Tim: I know. [Texting girlfriend with explanation of why they can’t have sex that night]. Awesome…

Sunday, May 4, 2008

Women

As the old adage goes, behind every douche bag stands a douched woman. Not only do women admire and adore douche bags, extensive studies show they also perpetuate their preponderance. Today’s society pays an inordinate amount of attention to douche men, but what of the women?

Not simply relegated to subversive supporting roles, douche bag women actively contribute to the douche culture; however, many people have trouble distinguishing she-douches from normal women. It is true that the traits of the fairer douche are sometimes hard to resolve with the naked eye, but by no means it is impossible.
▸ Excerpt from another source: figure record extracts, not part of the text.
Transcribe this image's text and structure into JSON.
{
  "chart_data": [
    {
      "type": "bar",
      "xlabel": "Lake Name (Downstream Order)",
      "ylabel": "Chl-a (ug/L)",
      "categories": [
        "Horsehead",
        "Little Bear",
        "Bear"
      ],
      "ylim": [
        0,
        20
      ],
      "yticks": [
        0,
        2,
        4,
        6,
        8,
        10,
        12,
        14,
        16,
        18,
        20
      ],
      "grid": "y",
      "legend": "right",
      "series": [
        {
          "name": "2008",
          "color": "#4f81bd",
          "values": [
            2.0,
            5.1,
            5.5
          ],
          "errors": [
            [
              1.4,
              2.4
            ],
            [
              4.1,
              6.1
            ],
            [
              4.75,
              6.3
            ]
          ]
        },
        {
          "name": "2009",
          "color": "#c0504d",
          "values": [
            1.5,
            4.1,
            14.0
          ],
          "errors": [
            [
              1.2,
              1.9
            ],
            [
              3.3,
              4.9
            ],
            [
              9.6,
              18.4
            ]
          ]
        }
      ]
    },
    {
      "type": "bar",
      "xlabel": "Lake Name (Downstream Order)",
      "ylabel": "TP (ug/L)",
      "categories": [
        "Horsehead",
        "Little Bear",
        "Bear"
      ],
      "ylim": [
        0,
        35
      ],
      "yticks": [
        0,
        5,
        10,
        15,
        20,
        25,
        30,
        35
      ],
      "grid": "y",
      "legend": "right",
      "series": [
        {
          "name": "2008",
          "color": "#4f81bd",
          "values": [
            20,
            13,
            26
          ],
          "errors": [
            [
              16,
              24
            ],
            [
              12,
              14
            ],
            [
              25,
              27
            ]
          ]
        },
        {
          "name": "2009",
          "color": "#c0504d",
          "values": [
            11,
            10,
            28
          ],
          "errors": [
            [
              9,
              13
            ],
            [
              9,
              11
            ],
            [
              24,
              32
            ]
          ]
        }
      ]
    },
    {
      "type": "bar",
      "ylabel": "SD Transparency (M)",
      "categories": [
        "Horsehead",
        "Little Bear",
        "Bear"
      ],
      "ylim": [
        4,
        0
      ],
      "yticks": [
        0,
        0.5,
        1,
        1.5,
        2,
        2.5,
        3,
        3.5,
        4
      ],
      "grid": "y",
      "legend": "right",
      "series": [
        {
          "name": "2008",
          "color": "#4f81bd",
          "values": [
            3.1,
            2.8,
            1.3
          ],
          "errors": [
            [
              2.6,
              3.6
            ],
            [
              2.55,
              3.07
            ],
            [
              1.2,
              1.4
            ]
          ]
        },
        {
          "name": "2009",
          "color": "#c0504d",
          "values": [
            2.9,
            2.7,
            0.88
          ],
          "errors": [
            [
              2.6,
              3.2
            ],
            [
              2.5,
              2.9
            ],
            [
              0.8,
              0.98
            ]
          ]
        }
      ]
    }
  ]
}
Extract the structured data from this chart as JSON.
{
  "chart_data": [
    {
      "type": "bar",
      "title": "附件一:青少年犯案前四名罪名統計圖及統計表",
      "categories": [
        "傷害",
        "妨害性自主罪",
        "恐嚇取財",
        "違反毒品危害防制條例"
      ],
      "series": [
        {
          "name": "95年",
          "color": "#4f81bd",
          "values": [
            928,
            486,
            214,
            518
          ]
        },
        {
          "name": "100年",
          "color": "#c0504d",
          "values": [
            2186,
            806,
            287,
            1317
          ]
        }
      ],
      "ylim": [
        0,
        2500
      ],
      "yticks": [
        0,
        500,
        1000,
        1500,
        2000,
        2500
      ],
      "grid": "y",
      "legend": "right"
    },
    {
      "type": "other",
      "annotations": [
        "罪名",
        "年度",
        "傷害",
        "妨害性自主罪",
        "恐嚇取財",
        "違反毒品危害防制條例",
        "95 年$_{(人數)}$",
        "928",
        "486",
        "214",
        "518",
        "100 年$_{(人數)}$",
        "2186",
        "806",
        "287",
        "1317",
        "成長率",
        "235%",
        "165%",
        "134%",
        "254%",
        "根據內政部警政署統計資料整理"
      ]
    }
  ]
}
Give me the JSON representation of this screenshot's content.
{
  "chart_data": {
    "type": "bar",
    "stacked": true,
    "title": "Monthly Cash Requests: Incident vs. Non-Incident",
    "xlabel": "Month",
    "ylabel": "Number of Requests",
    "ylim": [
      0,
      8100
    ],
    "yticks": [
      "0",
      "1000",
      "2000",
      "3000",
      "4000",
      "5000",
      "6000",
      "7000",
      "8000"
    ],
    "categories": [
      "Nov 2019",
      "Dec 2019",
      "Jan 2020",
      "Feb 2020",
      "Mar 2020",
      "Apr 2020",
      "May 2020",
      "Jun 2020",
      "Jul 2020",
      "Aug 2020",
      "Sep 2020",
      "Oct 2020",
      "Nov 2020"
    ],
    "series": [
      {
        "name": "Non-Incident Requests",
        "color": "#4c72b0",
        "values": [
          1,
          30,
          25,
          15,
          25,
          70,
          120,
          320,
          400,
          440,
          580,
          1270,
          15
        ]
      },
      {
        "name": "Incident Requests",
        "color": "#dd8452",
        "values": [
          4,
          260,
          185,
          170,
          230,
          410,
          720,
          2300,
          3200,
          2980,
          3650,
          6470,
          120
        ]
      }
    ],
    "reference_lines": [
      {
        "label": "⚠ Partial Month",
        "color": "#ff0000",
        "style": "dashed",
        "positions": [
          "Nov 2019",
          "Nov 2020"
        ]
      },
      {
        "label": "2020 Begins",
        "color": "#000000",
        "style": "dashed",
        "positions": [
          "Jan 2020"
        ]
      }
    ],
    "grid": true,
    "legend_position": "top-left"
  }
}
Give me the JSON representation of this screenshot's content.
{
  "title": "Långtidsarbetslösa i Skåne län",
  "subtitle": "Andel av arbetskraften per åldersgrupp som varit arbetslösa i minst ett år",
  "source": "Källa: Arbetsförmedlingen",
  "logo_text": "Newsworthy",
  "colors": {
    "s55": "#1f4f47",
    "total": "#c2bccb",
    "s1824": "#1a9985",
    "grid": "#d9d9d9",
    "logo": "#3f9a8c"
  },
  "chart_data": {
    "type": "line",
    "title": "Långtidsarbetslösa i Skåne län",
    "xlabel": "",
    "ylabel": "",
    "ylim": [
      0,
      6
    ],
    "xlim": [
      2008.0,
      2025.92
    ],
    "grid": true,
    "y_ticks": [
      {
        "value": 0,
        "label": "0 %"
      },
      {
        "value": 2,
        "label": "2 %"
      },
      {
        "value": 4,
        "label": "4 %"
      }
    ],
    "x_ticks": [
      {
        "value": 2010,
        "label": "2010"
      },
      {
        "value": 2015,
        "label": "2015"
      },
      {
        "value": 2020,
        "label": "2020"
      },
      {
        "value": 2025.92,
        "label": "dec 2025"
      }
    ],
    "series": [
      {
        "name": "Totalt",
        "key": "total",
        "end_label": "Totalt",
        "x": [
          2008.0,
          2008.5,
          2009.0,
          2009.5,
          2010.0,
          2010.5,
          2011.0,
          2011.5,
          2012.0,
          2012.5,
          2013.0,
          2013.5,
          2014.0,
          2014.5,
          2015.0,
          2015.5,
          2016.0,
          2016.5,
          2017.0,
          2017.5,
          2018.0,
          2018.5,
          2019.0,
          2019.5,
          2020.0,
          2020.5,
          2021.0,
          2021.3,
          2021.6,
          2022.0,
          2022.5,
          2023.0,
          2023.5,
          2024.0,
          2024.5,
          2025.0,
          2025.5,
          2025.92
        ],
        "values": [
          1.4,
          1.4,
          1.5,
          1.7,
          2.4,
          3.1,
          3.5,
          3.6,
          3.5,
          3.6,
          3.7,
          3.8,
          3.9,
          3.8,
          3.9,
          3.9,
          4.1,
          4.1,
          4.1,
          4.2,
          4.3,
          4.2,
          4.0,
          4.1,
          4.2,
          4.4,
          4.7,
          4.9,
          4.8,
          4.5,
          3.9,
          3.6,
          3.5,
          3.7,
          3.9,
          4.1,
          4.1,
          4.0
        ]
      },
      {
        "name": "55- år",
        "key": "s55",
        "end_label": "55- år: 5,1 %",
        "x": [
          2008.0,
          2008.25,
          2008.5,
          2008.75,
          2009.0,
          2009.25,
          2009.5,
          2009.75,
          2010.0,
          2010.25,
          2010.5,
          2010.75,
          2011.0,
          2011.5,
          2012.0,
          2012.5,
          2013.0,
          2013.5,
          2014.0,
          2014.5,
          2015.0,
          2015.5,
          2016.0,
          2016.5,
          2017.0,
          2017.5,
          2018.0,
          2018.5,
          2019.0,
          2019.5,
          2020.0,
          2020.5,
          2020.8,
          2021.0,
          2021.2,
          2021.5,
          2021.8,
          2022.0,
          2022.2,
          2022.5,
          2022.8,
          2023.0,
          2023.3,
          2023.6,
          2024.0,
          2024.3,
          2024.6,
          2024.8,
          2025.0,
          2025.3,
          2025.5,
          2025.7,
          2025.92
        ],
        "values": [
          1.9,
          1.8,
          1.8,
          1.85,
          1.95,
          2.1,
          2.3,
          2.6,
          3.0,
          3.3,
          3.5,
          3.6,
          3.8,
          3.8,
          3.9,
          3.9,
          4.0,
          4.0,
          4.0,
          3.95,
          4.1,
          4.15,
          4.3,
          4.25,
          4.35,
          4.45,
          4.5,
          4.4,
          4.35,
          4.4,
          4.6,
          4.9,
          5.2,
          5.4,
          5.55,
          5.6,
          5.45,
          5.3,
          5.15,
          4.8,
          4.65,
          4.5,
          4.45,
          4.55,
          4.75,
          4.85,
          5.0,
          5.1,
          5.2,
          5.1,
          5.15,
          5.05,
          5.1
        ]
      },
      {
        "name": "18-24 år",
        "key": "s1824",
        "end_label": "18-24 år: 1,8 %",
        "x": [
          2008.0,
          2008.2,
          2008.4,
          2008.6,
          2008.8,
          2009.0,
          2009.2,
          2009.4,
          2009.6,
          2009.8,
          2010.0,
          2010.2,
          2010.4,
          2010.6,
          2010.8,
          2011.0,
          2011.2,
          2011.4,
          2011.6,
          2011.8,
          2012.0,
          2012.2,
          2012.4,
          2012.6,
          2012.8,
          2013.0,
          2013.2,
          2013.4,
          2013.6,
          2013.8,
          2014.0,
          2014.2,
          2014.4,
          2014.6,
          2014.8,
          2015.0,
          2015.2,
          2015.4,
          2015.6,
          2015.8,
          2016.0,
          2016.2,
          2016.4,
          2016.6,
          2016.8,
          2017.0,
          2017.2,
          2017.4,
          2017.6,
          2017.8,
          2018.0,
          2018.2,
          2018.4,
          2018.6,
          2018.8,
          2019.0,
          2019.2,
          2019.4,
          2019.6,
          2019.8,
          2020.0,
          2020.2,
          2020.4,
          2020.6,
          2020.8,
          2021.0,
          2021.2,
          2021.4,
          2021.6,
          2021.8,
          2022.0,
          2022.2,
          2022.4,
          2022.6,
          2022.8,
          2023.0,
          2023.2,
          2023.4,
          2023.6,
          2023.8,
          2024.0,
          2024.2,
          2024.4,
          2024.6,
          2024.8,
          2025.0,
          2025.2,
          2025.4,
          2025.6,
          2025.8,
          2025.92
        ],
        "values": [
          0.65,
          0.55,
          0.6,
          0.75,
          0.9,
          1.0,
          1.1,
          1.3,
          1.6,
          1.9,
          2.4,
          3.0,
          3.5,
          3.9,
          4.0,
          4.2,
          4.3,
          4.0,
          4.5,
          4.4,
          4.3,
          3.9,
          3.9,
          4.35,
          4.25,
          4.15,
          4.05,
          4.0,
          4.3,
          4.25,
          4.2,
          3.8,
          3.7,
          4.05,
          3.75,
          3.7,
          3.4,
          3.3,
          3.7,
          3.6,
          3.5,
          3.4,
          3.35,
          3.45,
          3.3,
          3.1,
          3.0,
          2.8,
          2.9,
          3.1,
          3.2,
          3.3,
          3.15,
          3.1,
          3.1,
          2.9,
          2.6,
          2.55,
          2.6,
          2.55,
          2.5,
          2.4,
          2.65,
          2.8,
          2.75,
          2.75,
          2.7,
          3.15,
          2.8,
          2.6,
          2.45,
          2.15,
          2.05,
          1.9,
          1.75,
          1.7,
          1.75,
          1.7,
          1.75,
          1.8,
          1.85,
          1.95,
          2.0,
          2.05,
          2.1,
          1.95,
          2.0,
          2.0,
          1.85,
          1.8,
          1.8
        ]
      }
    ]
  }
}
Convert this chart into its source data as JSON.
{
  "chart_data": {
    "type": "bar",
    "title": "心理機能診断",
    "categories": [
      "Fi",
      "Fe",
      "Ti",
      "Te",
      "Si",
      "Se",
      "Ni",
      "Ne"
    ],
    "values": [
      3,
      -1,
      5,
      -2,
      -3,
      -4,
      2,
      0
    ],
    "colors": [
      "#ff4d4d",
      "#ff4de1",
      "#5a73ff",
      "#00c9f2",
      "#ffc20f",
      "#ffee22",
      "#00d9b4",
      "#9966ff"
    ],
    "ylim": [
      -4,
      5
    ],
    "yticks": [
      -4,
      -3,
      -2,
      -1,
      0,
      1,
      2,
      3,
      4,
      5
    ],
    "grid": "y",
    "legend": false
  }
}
In some areas, female douche bags outnumber their male counterparts by a 3 to 1 ratio (see: New Jersey). One simply has to know what to look for:

Bag Hag
We’ve all seen her…the underwhelming girl treading water in a sea of horizontally striped, primary-colored rugby jerseys. As their name suggests, Bag Hags consort exclusively with douche bags, and their emotional bruising is only slightly less repulsive than the midriffs spilling over their tragically tight jeans; however, the relationship between a bevy of douches and their Hag is quite symbiotic. The douche bags project their anger and frustration upon the Hag to prop up their otherwise teetering self esteems. In return, the Hag gets double-teamed more consistently than LeBron.

Drink Minx
Ladies, do you honestly believe you can go to a bar and get free drinks all night simply because you wore your backless, sequined washcloth of a top? The answer, of course, is “YES!!!” As a matter of fact, a Drink Minx could punch a complete stranger in nads, break into his house, stomp on his NES (and his Contra cartridge), slap his mom, key his Honda, drink his beer and STILL get Bacardi mojitos (and Cran-tinis for her gurlz) until last call. What’s most diabolical is how the Minx uses her guile (and her Cleavage/Fake Cell Number Combo Strike) to avoid the courtesy blow jay that is normally preceded by at least three free drinks.

Bag-ette
Popped collar and windshield-sized sunglasses…‘nuff said.

Miss Mess
Calling this chick a functional alcoholic would be like saying Perez Hilton is just a little gay. Miss Mess kicks off the evening with a BAC of .10 and works her way up. Way up. She seems completely sober upon arrival at the bar/dance club/Wendy’s, but by 9:30, after a Smirnoff Ice, Miss Mess is on the dance floor (as the DJ is setting up) bouncing to the erratic pulse of the beat inside her head (more often than not, a truant nipple works its way out to wish everyone well).

With mussed, sweat-infused hair, Miss Mess throws her spirit fingers in the air and let’s out a long “WOOOOOOOOOOOOOOOOO!” This display of fertility, and a respectable arm-pit-shaving average (APSA) of .375, signals to the men in the bar/dance club/Wendy’s that she’s available for courtship, but by no means will she be easy. Though her outward appearance screams otherwise, Miss Mess is no more promiscuous than she is a contributing member of society. The evening's lucky winner will come to realize this fact as he attempts to determine where he can drop off the now unintelligible Miss Mess without committing a misdemeanor. The night culminates triumphantly with the gentleman struggling to aim the tear-soaked stream of Miss Mess' half-digested dinner out the half-opened taxi window as he reassures her that majoring in [bull-shit sociology discipline] at [any small liberal arts college in rural Virginia] was a smart decision.